Tous les colons n’arrivaient pas armés de fusils pour réquisitionner une terre au nom de la loi de celui qui détient l’arme la plus meurtrière. Certains devaient vendre quelques années de leurs vies,  5ans, 7 ans pendant lesquels ils s’engageaient à travailler comme les esclaves pour payer leur passage en bateau.




Tocqueville retient deux grands types de peuplement, qui se répartissent entre le Nord où débarquent les sectes qui fuient l’Angleterre qui se démocratise et où elles ne trouvent plus leur place. Au sud, ce sont les fils de famille qui ont commis quelques méfaits et qu’il est plus prudent d’envoyer prendre l’air ailleurs, et toutes sortes d’amateurs d’aventures.

 












C’est un bien jeune pays. N’oublions pas qu’à la date de son indépendance il n’est pas plus proche de ce qu’il est aujourd’hui que la France d’Aliénor d’Aquitaine ne l’était de celle d’aujourd’hui. Des Nations en gestations, mais la notion de nation est bien neuve et n’a pas fait long feu, puisque nous assistons d’une part à de grands regroupements comme celui de l’Union Européenne qui marque un net recul du pouvoir des nations. Un sujet qui devrait faire l’objet d’un débat populaire car ses conséquences influent sur nos vies de manières significatives, alors qu’on nous les impose. D’autres nations implosent, balkanisation…

 


Je déplorais déjà, il y a quelques années, le manque de mise en perspective historique pour considérer les grands problèmes de choix de civilisation que nous avons à résoudre. Nous oublions le sens de la durée pour nous perdre dans une suite d’instants qui ne font pas sens, incessante dissolution de la continuité. Le principe du flash, voyez comme il est utilisé dans les médias : flash d’info, flash de pub. Une incursion dans nos vies qui capte l’attention et nous projette ailleurs, une diversion.

 


L’heure est grave, ce que nous vivons, c’est un changement de civilisation. La civilisation occidentale est mourante. Son modèle n’est plus viable. En ce moment même s’opère une transformation radicale du monde et nul ne peut préjuger de l’avenir. La nouvelle civilisation sera planétaire ou ne sera pas, c’est la seule certitude.
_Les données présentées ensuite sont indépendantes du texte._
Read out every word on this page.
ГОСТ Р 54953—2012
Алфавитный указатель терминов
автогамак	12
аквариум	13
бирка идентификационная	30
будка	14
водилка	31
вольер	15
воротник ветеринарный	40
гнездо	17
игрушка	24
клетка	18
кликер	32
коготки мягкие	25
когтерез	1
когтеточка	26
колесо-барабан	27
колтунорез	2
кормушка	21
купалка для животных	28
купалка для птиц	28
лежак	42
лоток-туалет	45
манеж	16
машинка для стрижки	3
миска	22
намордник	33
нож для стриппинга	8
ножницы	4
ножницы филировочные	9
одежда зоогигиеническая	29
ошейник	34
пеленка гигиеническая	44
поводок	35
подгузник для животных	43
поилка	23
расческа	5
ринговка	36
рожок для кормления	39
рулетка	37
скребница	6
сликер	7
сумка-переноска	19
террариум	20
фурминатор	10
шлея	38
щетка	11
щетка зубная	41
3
Quand bien même le monde devrait éclater en une multitude de petites cellules, comme pour les écossais et les creeks, des similitudes existeraient entre des cellules situées aux antipodes les unes par rapport aux autres.



Nous entrons dans une période de transition et chaque acte que nous poseront, si petit soit-il, pourrait avoir une influence significative sur l’avenir de la planète. Notre responsabilité est engagée, que nous le voulions ou non.

 

 

De ce qui suit je parlerai plus longuement quand j’aurai pu rassembler mes idées,  et que j’aurai retrouvé mon sens de l’humour, mais j’ai envie de le poser dès maintenant. Il ne faut pas confondre « sens des responsabilités » et « esprit de sérieux ». La plupart des gens, et plus ils sont placés haut dans la hiérarchie sociale, plus c’est pire, sont englués dans l’esprit de sérieux.  C’est assez logique puisque « être capable de faire preuve d’esprit de sérieux » est incontestablement un critère de sélection sociale.

 

 


Je vous disais qu’il allait falloir lâcher du lest pour pouvoir décoller de ce sinistre monde, la civilisation occidentale moribonde. Un des trucs à larguer en priorité, c’est l’esprit de sérieux, on ne construit rien de beau avec cela et c’est souvent un alibi pour ne pas faire preuve de sens des responsabilités. C’est un vaste sujet. C’est toute la question de l’objectivité. L’objectivité est une fiction, il faut prendre conscience de cela. Pour des personnes, il n’existe que des subjectivités plus ou moins consciemment choisies et assumées. Plus ou moins clairement exprimées et dévoilées.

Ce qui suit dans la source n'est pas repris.